Understand the likelihood of a quake in your home town. Scientists are unable to predict earthquakes. But based on sound data we are able to anticipate earthquakes. There are regions of the world that are much more likely to suffer from earthquakes.

These regions are lying on famous fault lines such as the San Andreas and others. If you are living in one of these areas, then you would be remiss not to prepare yourself. Those who have the proper tools and preparation are more likely to survive.


Do an appraisal of the home and know the home’s strong points. Should you take shelter under a doorway, a bed or a heavy table?

Discuss earthquake safety with the entire family.

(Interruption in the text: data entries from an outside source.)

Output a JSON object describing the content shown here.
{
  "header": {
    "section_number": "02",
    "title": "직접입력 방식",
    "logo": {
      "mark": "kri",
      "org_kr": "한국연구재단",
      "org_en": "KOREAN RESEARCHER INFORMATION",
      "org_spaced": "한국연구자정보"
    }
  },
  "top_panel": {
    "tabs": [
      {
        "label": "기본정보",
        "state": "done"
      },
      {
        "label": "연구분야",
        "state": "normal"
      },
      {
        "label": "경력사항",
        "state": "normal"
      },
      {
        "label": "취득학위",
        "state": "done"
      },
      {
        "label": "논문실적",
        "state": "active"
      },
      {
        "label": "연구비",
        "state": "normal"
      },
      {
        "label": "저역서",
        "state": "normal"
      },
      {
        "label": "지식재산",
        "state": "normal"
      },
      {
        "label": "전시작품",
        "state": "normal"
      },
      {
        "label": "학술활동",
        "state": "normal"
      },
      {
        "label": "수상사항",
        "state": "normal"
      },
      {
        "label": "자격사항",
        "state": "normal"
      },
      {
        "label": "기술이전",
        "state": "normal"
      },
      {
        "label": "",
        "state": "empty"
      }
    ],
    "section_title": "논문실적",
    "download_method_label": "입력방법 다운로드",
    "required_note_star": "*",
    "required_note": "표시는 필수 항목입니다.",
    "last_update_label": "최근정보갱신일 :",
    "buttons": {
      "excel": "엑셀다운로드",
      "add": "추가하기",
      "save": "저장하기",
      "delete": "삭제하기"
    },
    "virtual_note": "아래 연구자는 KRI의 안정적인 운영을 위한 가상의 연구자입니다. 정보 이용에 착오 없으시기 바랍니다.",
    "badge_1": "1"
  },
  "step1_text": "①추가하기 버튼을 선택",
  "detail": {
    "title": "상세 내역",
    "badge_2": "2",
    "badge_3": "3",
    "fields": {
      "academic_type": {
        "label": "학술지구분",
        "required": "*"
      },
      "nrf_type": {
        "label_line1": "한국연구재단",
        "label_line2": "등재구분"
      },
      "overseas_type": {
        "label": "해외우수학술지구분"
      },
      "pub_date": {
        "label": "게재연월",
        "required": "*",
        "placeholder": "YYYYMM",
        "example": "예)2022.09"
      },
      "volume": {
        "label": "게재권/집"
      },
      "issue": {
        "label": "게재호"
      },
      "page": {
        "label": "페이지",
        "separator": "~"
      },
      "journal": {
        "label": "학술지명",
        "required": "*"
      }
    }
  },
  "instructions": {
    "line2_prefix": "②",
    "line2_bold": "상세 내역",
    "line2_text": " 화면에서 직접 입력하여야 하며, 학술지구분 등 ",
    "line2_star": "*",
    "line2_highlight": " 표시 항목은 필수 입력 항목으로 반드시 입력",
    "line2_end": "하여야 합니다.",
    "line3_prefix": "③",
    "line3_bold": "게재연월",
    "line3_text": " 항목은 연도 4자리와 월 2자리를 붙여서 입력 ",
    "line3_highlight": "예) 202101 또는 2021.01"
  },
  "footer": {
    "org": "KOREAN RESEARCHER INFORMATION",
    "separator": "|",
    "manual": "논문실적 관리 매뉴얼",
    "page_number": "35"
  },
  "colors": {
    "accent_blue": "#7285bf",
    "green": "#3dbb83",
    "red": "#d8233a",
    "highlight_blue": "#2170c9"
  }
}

Make plans of action and plans for evacuation.

Be careful with home décor. It isn’t a good idea to place heavy shelves or bookcases above the sofa or bed. In the event of an earthquake, these furnishings could become deadly missiles or drops.

Surviving the aftermath of an earthquake is important. The aftermath will remain dangerous and you will endure this hardship for a longer period than the actual earthquake. Be certain you have a good supply of emergency supplies such as batteries for your radio, flashlights, first aid kits, water and food. There should be enough supplies for two to three weeks of recovery.

Assess the threat profile and the likelihood of an earthquake impacting your area. But no matter where you may live, it would be good to have an understanding of these horrific movements of the earth’s crust.


A good resource of information on earthquake research and emergency preparedness is CERI or the Center for Earthquake Research and Information in Memphis, Tennessee. This research facility posts important seismic information that is continually upgraded. FeltReports and ShakeMaps are among the information provided. They are currently updating information concerning the latest wave of damaging and deadly earthquakes.

Though California-based research is also valuable, the CERI group is less known but provides important data and does excellent and sometimes dangerous research. These researchers have excellent resources and the data is constantly being updated. Cal Tech also offers excellent insight into issues concerning earthquakes.

A house that was destroyed by an earthquake in New Zealand
This is the aftermath of an earthquake in New Zealand. Damage from an earthquake can be in the billions of dollars.


Editor’s note: A version of this article first appeared in the Doomsday 2016 issue of American Survival Guide.